Hart: de dynamiek van onrust en vertrouwen Een P&O-directeur vertrouwde ons eens toe dat de kern van leiderschap volgens hem schuilt in het absorberen van onzekerheid. Dat trof raak als een krachtige, convergente metafoor. Men ziet de leider voor zich als een spons, die overal onbestemde emoties opneemt en het gevoel achterlaat: het komt wel goed, leg je onzekerheden maar bij mij. Staat tegenover dat de leider ook bij uitstek diegene moet zijn, die onrust weet te zaaien en medewerkers uit hun comfortzone haalt als verandering aan de orde is: de divergente tactiek. ‘Onschuldige’ vragen kunnen al voor aardig wat consternatie zorgen, zoals: “Hoe lang doe je dit werk al en hoe lang denk je met hetzelfde werk nog door te kunnen gaan?” Als het om je eigen leiderschapsopgave gaat, dan is aan te bevelen om medewerkers bij een functioneringsgesprek eens te vragen: - Wat zijn de drie belangrijkste dingen die ik van jou verwacht?
2
- Wat zijn de drie belangrijkste dingen die ik voor jou kan betekenen? Uiteraard heb je bij de voorbereiding van het gesprek zelf al een inschatting van de antwoorden gemaakt – wat is je score? Van alle persoonlijkheidskenmerken blijkt veerkracht (‘resilience’) de grootste voorspellende waarde te hebben voor succes in het managementvak. Het gaat om het vermogen op te krabbelen bij tegenslagen en zin te geven aan mislukkingen. Een aan Churchill toegeschreven uitspraak illustreert dit heel aardig: “Success is the ability to move from failure to failure without a loss of enthusiasm.”

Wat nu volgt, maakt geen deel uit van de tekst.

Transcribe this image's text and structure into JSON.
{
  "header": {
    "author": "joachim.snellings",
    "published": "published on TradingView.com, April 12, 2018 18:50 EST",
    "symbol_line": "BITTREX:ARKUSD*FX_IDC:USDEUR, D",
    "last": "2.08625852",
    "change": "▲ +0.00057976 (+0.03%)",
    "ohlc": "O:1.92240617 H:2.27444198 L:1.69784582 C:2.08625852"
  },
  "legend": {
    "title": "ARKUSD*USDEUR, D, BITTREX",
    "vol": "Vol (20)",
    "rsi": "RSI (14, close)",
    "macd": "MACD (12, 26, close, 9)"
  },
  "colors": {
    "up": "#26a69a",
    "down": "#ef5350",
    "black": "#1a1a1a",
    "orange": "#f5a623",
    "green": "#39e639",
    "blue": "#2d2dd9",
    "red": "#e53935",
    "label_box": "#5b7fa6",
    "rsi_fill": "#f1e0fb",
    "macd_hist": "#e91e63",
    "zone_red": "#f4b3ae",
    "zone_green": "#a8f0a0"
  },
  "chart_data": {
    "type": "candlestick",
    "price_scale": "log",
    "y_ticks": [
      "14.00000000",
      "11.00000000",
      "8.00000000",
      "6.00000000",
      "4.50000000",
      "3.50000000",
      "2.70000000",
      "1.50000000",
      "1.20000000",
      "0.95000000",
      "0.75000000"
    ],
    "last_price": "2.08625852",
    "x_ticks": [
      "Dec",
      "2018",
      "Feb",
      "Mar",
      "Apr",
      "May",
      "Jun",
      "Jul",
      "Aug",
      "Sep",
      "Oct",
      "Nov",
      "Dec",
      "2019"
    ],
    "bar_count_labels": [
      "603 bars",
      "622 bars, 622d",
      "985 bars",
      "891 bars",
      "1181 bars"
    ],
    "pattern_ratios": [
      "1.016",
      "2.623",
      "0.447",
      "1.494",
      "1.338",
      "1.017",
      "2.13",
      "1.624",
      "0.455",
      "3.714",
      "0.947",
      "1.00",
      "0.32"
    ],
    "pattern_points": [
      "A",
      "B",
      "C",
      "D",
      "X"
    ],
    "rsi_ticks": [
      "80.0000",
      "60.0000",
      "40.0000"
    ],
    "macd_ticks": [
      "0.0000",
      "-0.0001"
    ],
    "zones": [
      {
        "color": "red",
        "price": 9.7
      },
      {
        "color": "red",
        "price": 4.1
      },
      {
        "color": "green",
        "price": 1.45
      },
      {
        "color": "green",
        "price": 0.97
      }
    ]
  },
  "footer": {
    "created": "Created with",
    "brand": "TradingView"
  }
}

De kunst van het vragen stellen Het kan niet genoeg beklemtoond worden: reflectie op de leiderschapsopgaven en het stellen van vragen is het halve werk als het gaat om ontwikkelen van leiderschap. Bevindt u zich in een positie van waaruit u leiders daarbij ondersteunt, dan is het misschien aardig om te weten dat er aardig wat werk verzet is op dit gebied. We kunnen bijvoorbeeld verwijzen naar het boek van Chris Clarke-Epstein: 78 Important Questions Every Leader Should Ask and Answer. Maar vragen stellen volstaat niet. Van een leider worden vooral ook antwoorden verwacht, in het bijzonder op strategische vragen. De kunst van het vragen stellen heeft dus een logisch vervolg: de kunst van het kiezen. Dit zijn evenwel slechts fragmenten van een veel omvattender geheel. Laten we dit nog eens in beeld brengen en op ontwikkelmogelijkheden taxeren.
Ontwikkelgebieden Wat leiderschap in moderne organisaties ingewikkeld maakt, is onder meer dat je altijd op verschillende niveaus tegelijk moet denken en acteren: - Je hebt verantwoordelijkheid voor het reilen en zeilen van (een onderdeel van) de organisatie. - De organisatie gedijt in een omgeving, maakt op een bepaalde manier onderdeel uit van een groter geheel, opereert in een (al dan niet commerciële) markt, heeft externe stakeholders. - In veel gevallen geeft men leiding in teamverband, oefent men invloed uit op de organisatie als leidend lid van een clubje. (Let op: niet ieder gremium dat zich bijvoorbeeld ‘management team’ noemt is echt een team in de zin dat de collectiviteit verantwoordelijkheid draagt voor de gezamenlijke output, maar in afgeleide zin kunnen we de leider samen met zijn of haar ‘direct reports’ ook als een team beschouwen.) - De leider leidt in eerste instantie zichzelf: het niveau van de persoon. Vervolgens onderscheiden we drie clusters van ontwikkelbare vermogens of bekwaamheden: - Perceptie: het vermogen om relevante zaken en ontwikkelingen te onderkennen en te kunnen duiden. Men kan hier ook van ‘awareness’, sensitiviteit of bewustzijn spreken. - Reflectie: het vermogen om te analyseren en te synthetiseren, verbanden te leggen, verschillende gegevens betekenisvol op elkaar te betrekken, om te gaan met paradoxen. - Actie: het vermogen om doelgericht mensen en processen in beweging te brengen en te houden, impact te genereren.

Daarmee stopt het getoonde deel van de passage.